Abstract Many real-world complex systems including human interactions can be represented by temporal (or evolving) networks, where links activate or deactivate over time. Characterizing temporal networks is crucial to compare different real-world networks and to detect their common patterns or differences. A systematic method that can characterize simultaneously the temporal and topological relations of the time-specific interactions (also called contacts or events) of a temporal network, is still missing. In this article, we propose a method to characterize to what extent contacts that happen close in time occur also close in topology. Specifically, we study the interrelation between temporal and topological properties of the contacts from three perspectives: (1) the correlation (among the elements) of the activity time series which records the total number of contacts in a network that happen at each time step; (2) the interplay between the topological distance and time difference of two arbitrary contacts; (3) the temporal correlation of contacts within the local neighbourhood centred at each link (so-called ego-network) to explore whether such contacts that happen close in topology are also close in time.

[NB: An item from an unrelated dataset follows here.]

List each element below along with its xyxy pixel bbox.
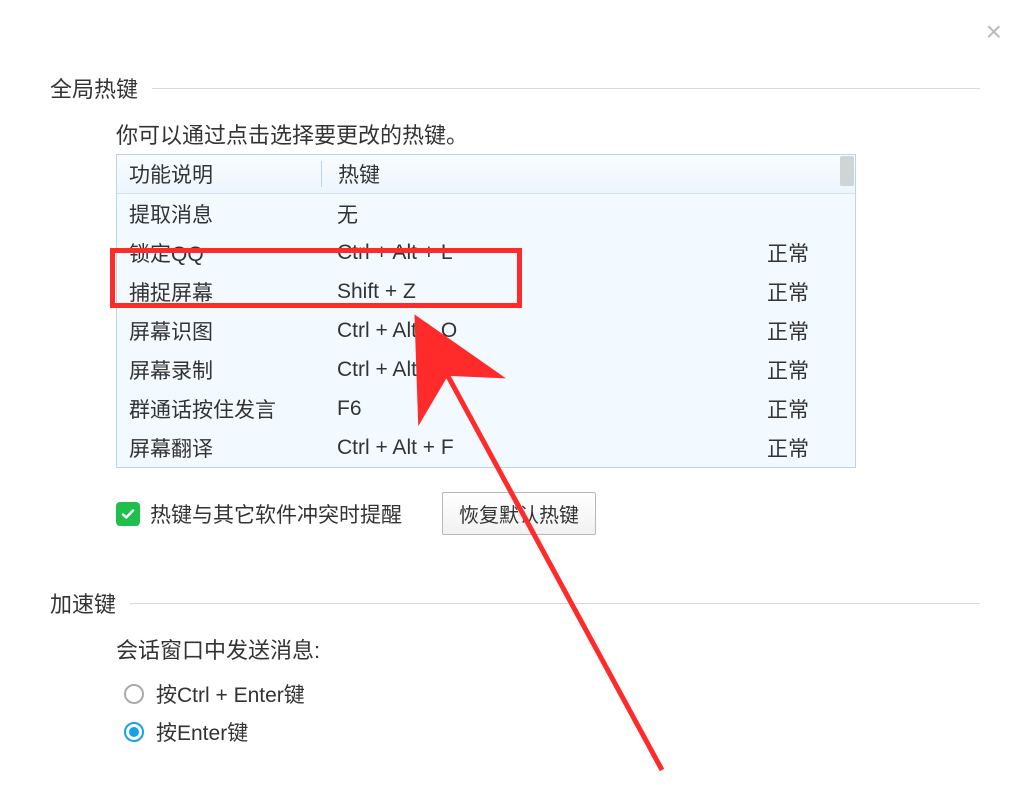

By applying our method to 13 real-world temporal networks, we found that temporal–topological correlation of contacts is more evident in virtual contact networks than in physical contact networks. This could be due to the lower cost and easier access of online communications than physical interactions, allowing and possibly facilitating social contagion, that is, interactions of one individual may influence the activity of its neighbours. We also identify different patterns between virtual and physical networks and among physical contact networks at, for example, school and workplace, in the formation of correlation in local neighbourhoods. Patterns and differences detected via our method may further inspire the development of more realistic temporal network models, that could reproduce jointly temporal and topological properties of contacts.